This is interesting, because technology is approaching that point where language-learning without computers may become a novely like paper books and vinyl. That's a long way off for Thai, Google Translate is still useless at that.

----------


## Passing Through

> That's a long way off for Thai, Google Translate is still useless at that.


It's actually not too bad now. Here's a sample from an article on Thaipublica:




> อีไอซีมองว่าคณะกรรมการนโยบายการเงินจะยังคงอัตราดอก  เบี้ยนโยบายไว้ที่ 1.5% ถึงแม้อัตราเงินเฟ้อทั่วไปปี 2017 จะเพิ่มขึ้น เนื่องจากอัตราเงินเฟ้อเพิ่มขึ้นจากระดับต่ำและยังอย  ู่ในกรอบเป้าหมายของธนาคารแห่งประเทศไทยที่ 2.5% ± 1.5% และยังต้องคงอัตราดอกเบี้ยอยู่ในระดับต่ำเพื่อสนับสน  ุนการฟื้นตัวของเศรษฐกิจภายในประเทศที่เต็มไปด้วยควา  มเสี่ยงต่อไป





> EIC views the  MPC will maintain its policy rate at 1.5%. Although headline inflation  in 2017 is expected to increase as inflation rises from a low level and  remains within the Bank of Thailand's target of 2.5% ± 1.5% and still need to maintain low interest rates to support the recovery of the domestic economy at risk.


The end is a bit off (hasn't quite captured the widespread sense of risk) but on the whole, that's pretty impressive.

---

The forum software _still_ doesn't render Thai properly.

----------


## CaptainNemo

It's definitely got better, but it's still quite shite. With a lot of languages you have paste back the translation to check it, and tweak it with what you know. I notice that usually when you type "I" you get "chun", but for some phrases you get "pom", so when you have no Thai keyboard, and you are copying and pasting it (a tip for ShrewedPunter and his messaging hobby) you have to write wonky bits of English to assemble what you know makes sense in Thai.
It's a nuisance that they don't allow options for words like if you were typing pinyin or something... I think the user interface needs rethinking a bit to handle non-latin script languages that have different ways of building words.

----------


## Kollom

yeah it still doesn't work good for less popular languages

----------


## bnice2me

Quite an interesting article. Hopefully they can figure it out for rare languages to work.

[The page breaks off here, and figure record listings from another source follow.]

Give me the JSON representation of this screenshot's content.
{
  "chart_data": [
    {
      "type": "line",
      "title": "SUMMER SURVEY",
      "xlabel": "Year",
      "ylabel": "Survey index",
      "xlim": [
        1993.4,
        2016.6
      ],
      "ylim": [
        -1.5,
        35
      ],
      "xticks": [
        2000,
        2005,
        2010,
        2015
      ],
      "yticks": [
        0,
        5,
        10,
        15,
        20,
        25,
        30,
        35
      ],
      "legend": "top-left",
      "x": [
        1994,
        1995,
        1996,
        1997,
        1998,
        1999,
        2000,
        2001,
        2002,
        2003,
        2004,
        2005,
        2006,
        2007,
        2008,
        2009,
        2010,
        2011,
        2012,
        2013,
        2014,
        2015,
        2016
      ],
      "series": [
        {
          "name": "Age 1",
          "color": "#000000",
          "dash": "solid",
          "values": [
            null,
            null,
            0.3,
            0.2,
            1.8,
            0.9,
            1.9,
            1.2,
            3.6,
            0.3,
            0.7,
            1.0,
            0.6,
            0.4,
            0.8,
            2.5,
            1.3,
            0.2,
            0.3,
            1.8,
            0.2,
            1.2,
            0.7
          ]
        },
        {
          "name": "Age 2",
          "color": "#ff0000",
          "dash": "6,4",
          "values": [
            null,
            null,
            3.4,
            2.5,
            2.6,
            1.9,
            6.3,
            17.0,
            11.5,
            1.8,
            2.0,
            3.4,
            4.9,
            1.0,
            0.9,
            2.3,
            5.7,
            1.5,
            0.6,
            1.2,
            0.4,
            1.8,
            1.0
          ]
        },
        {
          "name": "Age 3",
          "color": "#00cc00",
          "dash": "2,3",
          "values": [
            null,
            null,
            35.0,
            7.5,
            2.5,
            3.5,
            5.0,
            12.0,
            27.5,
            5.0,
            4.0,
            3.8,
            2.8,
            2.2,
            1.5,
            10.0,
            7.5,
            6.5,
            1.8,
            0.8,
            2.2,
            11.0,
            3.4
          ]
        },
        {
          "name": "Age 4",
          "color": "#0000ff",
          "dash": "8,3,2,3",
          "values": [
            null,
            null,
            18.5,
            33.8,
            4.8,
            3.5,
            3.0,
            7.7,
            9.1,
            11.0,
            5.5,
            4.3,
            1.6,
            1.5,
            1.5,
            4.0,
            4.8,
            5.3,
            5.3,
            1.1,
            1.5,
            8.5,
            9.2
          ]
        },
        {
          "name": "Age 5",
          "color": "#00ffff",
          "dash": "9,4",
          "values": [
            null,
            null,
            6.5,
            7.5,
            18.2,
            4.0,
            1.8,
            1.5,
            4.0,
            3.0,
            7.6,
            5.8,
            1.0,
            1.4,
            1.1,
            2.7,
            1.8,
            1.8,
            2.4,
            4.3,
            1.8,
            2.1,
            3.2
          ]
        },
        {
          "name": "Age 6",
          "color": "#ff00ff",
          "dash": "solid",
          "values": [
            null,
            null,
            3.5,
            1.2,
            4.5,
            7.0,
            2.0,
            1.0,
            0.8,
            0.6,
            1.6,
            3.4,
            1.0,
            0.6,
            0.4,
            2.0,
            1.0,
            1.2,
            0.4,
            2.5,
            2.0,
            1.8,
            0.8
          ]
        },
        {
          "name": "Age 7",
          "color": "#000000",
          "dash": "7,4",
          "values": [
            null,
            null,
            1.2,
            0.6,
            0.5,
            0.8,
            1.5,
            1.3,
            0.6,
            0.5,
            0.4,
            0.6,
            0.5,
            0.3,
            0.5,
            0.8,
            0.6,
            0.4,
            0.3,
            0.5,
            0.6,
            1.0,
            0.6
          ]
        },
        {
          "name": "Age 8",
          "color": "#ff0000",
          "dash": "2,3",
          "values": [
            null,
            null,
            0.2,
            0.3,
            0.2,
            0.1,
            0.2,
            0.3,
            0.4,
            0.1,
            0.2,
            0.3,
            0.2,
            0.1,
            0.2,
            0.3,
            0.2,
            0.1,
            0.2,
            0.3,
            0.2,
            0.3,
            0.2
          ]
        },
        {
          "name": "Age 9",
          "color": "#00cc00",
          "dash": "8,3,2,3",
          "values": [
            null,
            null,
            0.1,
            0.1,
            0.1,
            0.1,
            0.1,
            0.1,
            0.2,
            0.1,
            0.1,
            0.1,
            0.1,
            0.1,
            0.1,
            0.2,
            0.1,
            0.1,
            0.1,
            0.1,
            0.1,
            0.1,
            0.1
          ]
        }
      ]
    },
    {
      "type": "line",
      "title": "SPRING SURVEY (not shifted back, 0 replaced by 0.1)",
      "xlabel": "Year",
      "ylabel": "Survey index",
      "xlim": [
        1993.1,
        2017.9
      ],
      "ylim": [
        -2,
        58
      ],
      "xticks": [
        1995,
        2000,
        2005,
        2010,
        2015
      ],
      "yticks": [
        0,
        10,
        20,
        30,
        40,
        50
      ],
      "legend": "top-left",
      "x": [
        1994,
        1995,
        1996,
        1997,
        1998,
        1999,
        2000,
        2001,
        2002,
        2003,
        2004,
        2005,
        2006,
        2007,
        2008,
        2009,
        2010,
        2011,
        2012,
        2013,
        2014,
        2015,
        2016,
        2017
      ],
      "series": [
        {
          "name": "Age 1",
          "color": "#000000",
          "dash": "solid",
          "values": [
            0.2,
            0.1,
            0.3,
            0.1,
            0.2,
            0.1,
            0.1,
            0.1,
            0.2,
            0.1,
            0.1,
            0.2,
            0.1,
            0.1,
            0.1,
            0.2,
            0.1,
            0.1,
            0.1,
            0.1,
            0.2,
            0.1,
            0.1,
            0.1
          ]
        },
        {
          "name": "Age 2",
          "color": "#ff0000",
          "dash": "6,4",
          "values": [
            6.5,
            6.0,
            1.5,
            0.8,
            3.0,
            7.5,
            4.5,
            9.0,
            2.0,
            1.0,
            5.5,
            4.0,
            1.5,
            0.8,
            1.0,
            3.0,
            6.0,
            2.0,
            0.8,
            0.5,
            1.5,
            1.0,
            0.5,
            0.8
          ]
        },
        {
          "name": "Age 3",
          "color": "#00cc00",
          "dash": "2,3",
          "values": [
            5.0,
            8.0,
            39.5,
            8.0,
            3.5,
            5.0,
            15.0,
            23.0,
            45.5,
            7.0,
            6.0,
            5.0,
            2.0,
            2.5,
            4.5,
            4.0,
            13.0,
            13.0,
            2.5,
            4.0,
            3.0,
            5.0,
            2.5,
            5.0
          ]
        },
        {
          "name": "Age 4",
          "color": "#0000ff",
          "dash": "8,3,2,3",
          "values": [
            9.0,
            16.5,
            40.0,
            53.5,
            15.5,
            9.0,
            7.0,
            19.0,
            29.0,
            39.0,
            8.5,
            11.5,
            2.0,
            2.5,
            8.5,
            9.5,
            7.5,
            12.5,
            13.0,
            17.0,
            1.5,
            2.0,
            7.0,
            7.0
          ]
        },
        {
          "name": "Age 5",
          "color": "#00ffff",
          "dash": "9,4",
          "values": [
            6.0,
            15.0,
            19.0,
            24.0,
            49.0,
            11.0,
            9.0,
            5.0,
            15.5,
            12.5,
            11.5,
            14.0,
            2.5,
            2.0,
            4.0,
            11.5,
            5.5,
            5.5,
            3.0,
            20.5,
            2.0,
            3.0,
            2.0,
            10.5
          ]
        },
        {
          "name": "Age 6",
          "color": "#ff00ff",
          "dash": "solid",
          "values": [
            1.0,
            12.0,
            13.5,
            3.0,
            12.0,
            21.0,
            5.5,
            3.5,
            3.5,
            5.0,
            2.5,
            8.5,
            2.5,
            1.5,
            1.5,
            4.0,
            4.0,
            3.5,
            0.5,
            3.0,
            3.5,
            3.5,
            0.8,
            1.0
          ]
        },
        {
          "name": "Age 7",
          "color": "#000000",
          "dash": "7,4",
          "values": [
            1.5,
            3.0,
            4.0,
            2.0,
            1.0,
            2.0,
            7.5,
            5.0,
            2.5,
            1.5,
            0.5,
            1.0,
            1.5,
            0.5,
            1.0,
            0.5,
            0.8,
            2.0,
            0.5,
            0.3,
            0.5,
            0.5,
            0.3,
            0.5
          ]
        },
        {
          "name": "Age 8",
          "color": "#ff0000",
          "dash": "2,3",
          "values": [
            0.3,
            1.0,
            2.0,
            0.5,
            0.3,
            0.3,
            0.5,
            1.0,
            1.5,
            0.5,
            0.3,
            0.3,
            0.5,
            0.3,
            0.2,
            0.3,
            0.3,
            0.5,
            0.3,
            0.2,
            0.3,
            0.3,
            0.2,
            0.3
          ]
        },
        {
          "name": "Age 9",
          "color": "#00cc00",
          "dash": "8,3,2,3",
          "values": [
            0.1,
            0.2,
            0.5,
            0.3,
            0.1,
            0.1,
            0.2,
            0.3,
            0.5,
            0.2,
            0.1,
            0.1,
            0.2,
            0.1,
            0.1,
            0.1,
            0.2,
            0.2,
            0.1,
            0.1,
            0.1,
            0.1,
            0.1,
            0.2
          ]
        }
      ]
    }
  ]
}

I have learned quite recently of many apps on my iphone where I can take a picture of something in Mandarin and it automatically translates it to English or other languages. You can choose what language you want it to translate it to. I see Thai is not one of the languages on the list. This pic app doesn't work for everything, but it is quite good. I took a pic of my washing machine labelling in Mandarin and now I know what it all means. If I see a menu in Chinese I can take a pic and have it translated into English.

----------


## Albert Shagnasty2017

I don't reckon it'll be more than five years until you have a "translate to" option before making a phone call.

----------


## CaptainNemo

Takes the fun out of using languages to chat up women... unless you get the translations wrong on purpose  :Wink:

----------


## Albert Shagnasty2017

"I meant do you like to flirt, not do you like to squirt"

"Honestly"

 :Smile:

----------